I spent my lunch break how I'd like to spend every lunch break: doing something that makes me forget about the paying job.
Walking in the woods and lugging buckets of sap will do that.
It's maple syrup time in Ohio, and like in years past, I help the local park district with sap collection. The park district employees and volunteers tap a couple dozen trees each year and boil the sap in a sugar shack built to replicate how syrup was made 100 years ago.
Sap collection is done daily. Sap flow depends on outdoor temperatures and the sun. Sunny days with temperatures above freezing and clear, freezing nights are ideal for maple syrup production.

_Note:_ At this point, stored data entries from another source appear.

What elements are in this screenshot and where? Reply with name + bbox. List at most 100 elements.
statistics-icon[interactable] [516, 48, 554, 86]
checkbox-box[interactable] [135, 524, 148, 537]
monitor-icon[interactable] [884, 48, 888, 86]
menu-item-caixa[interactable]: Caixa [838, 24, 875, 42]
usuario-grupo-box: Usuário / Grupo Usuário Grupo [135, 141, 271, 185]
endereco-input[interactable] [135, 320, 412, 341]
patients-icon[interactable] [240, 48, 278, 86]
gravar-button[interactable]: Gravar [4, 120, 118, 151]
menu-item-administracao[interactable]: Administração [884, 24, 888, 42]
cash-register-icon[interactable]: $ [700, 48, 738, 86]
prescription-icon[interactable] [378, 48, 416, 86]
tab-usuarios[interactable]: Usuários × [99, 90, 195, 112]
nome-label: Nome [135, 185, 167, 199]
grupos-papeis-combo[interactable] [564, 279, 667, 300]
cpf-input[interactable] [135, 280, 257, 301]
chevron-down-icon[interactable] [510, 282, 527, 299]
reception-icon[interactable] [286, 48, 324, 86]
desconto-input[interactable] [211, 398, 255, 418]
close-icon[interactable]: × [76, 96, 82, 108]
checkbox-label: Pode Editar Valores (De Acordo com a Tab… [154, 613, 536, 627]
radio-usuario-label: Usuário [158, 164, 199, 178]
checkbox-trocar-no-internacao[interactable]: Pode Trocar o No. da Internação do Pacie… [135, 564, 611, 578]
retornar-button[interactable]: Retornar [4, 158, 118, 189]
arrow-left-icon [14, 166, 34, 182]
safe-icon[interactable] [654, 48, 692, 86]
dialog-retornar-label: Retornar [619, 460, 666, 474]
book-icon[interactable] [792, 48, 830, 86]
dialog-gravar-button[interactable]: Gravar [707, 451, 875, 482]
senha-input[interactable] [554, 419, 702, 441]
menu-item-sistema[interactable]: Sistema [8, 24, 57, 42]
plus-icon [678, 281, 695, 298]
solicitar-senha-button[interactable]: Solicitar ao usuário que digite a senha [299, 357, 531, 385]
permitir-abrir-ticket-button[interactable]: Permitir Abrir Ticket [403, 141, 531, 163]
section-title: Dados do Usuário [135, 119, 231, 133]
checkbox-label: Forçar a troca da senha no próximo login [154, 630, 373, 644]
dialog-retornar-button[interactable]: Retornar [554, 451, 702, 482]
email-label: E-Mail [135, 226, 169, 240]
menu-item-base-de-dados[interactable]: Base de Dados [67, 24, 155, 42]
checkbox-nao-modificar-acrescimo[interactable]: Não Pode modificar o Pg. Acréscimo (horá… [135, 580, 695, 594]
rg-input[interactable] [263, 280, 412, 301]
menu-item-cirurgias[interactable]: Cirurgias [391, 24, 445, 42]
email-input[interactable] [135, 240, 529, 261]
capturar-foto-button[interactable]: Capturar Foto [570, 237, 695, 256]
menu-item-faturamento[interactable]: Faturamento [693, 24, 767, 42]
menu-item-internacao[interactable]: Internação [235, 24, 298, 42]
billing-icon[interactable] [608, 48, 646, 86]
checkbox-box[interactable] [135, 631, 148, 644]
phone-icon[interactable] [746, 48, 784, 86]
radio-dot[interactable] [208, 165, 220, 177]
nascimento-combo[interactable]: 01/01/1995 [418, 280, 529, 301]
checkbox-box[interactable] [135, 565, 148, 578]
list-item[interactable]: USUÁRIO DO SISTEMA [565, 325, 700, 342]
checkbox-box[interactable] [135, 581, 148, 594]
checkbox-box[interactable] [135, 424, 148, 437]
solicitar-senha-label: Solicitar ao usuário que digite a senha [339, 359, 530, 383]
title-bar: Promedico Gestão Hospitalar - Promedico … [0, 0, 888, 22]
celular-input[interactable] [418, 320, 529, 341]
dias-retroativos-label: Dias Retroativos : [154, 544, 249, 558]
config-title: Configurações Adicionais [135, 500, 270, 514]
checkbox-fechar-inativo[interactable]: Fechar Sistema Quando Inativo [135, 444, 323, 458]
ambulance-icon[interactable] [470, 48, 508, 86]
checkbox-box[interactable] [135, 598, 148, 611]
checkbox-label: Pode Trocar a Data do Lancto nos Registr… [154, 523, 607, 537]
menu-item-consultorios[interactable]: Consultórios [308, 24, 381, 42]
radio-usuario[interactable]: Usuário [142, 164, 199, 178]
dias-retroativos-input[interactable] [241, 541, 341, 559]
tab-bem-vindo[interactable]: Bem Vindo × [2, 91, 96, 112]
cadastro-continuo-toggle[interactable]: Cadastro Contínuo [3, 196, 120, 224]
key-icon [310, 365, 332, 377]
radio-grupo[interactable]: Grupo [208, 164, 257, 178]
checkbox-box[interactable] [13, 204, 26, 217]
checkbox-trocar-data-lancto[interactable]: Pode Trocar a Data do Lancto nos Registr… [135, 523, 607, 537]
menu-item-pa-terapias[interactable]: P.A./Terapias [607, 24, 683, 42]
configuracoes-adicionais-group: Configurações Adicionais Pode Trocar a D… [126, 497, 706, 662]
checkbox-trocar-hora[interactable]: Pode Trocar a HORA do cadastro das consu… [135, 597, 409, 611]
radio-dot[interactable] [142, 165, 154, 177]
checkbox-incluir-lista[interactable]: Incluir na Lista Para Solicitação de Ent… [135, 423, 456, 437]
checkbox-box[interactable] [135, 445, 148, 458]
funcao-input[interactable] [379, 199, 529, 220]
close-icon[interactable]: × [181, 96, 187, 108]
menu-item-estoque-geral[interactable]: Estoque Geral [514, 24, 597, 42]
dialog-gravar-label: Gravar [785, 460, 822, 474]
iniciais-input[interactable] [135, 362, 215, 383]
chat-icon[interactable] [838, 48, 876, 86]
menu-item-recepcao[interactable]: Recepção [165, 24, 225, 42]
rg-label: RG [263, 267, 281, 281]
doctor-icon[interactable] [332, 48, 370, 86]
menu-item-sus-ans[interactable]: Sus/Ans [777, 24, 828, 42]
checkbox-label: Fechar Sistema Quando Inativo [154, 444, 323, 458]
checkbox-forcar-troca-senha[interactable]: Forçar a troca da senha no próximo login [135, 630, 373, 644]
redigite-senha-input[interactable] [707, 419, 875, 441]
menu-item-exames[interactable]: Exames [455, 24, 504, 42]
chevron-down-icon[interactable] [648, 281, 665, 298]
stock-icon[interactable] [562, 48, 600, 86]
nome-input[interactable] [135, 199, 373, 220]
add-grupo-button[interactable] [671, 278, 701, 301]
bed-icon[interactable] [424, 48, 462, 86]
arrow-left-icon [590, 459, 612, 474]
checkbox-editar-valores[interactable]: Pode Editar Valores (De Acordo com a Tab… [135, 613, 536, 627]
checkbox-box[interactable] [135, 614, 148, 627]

Apparently they aren't ideal for hikers. When I was collecting sap, temperatures were in the mid-30s--and my Border collie and I were the only ones in the park.
We could listen to the birds sing, the occasional rustle of squirrels on the decaying leaves, the river water meandering southward.
Gathering the collection containers, I walked from tree to tree, popping the metal coverings from the buckets hanging on the trees, and emptying the sap into my collection containers. A few buckets had ice floating in the sap. Some contained a few inches of sap while others were half full.
When my collection buckets filled, I hauled them back to the sugar shack, dumped them into a 30-gallon barrel and repeated. After the second trip to the sugar shack, I removed my coat and hat. Hauling sap is a physical workout.
But it is a joy to be in the woods, walking on uneven ground, feeling cold air on my cheeks and listening to the sounds of nature.
It took me just under an hour to collect about 30 gallons of sap. When finished, I returned to work, refreshed and ready to focus on the task at hand.